Engerman stated in a statement that "We never manufactured or marketed opioids nor did they distribute them to the pill mills and internet pharmacies that fuel this crisis." "The plaintiffs' attempt at resolving the opioid crisis by a unprecedented expansion of public nuisance laws is unsustainable and misguided."

Two other chains, Giant Eagle and Rite Aid -- have already settled lawsuits against the two Ohio counties.

Lanier stated during the trial, that pharmacies tried to blame everyone except themselves.

Lanier explained to jurors that the opioid crisis has overwhelmed Ohio's courts, social service agencies, and law enforcement in Ohio’s blue-collar area east of Cleveland. It left behind devastated families and children born to addicted mothers.

Between 2012 and 2016, Trumbull County received approximately 80 million prescriptions -- that's 400 pills per resident.

Some 61 million pills were distributed in Lake County during this period.

At the beginning of the trial, Kaspar Stoffelmayr (walgreens attorney) stated that doctors began prescribing pain medication such as oxycodone or hydrocodone to patients.

He said that the problem was that doctors were being tricked by pharmaceutical manufacturers into prescribing too many pills.

According to the counties, pharmacies should be the last line for defense against the pills falling into the wrong hands.

Lanier stated that they didn't have enough pharmacists or technicians to prevent this from happening, and that they failed to implement systems to flag suspicious orders.

Before U.S. District Judge Dan Polster, the trial in Cleveland was one of a larger constellation of federal opioid lawsuits (about 3,000 total) that were consolidated under the supervision of the judge. State courts are also handling other cases.

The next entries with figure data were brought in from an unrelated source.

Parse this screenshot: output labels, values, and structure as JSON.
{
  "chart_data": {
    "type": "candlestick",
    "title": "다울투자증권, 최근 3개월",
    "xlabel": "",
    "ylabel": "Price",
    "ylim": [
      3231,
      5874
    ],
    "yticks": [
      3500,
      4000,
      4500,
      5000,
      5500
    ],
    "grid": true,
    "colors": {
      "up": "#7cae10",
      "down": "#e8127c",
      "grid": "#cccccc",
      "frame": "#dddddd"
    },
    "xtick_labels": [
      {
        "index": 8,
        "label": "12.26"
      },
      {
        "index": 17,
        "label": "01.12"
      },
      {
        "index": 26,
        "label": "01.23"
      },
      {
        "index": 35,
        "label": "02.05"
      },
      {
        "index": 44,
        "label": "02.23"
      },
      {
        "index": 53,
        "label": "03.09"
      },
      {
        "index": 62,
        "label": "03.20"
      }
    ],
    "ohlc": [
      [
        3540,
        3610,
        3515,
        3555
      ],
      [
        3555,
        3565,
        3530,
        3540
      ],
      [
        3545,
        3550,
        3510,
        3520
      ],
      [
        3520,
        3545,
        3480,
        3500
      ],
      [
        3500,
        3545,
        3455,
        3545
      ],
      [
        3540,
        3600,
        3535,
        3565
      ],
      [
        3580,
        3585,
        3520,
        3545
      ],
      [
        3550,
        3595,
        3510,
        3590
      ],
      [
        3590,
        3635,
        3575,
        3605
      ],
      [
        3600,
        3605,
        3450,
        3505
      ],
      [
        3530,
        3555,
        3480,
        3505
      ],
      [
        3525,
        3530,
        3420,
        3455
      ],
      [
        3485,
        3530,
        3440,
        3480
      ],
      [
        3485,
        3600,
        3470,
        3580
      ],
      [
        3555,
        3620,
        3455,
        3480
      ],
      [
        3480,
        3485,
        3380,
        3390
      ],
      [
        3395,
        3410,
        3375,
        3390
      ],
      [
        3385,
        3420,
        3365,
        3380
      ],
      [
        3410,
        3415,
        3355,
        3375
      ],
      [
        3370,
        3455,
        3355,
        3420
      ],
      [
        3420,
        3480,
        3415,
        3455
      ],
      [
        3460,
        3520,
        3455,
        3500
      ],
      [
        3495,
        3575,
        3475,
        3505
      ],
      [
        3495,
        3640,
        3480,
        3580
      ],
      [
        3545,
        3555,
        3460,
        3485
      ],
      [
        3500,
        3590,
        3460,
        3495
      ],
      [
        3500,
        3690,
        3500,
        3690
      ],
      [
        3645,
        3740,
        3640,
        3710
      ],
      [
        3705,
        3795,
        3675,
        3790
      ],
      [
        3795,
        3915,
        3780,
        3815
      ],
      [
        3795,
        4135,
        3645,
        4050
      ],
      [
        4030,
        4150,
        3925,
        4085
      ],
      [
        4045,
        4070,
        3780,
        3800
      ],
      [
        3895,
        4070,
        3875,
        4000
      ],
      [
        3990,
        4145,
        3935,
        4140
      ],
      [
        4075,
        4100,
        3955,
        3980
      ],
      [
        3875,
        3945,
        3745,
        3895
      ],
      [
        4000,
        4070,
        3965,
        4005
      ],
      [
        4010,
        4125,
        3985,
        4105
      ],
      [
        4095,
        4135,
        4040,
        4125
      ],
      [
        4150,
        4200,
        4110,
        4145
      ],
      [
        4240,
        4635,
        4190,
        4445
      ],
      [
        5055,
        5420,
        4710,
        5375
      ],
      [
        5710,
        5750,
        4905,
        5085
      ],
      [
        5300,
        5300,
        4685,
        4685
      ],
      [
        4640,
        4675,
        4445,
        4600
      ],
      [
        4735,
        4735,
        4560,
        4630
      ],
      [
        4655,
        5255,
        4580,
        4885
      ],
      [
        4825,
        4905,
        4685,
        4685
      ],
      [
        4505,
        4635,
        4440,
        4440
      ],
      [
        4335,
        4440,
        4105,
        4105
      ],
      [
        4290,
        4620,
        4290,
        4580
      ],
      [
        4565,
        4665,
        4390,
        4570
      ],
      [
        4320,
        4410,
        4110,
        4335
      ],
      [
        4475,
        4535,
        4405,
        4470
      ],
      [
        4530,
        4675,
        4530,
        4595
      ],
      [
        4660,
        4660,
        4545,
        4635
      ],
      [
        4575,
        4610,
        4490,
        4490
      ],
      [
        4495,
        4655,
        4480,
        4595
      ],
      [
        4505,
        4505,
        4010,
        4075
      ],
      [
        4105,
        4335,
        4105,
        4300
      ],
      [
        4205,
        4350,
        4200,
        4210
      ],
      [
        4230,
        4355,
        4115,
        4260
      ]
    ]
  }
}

This was one of five trials this year in the U.S. that tested claims made by governments against certain parts of the drug sector over the death rates of prescription painkillers.

Now are being held trials against New York drugmakers and Washington state distribution companies. Although the trial against West Virginia distribution companies has concluded, the judge has yet to render a verdict.

In a case involving three counties in California and the city Oakland, a judge in California ruled in favor top drug manufacturer in November. Judge said that it wasn't clear that pharmaceutical companies had used deceptive marketing to increase opioid prescriptions and create an environmental nuisance.

In November, Oklahoma's Supreme Court affirmed a 2019 judgment of $465 million in a lawsuit brought by the state against Johnson & Johnson.

Some lawsuits resulted in large settlements, or proposals for settlements, before the trials were concluded.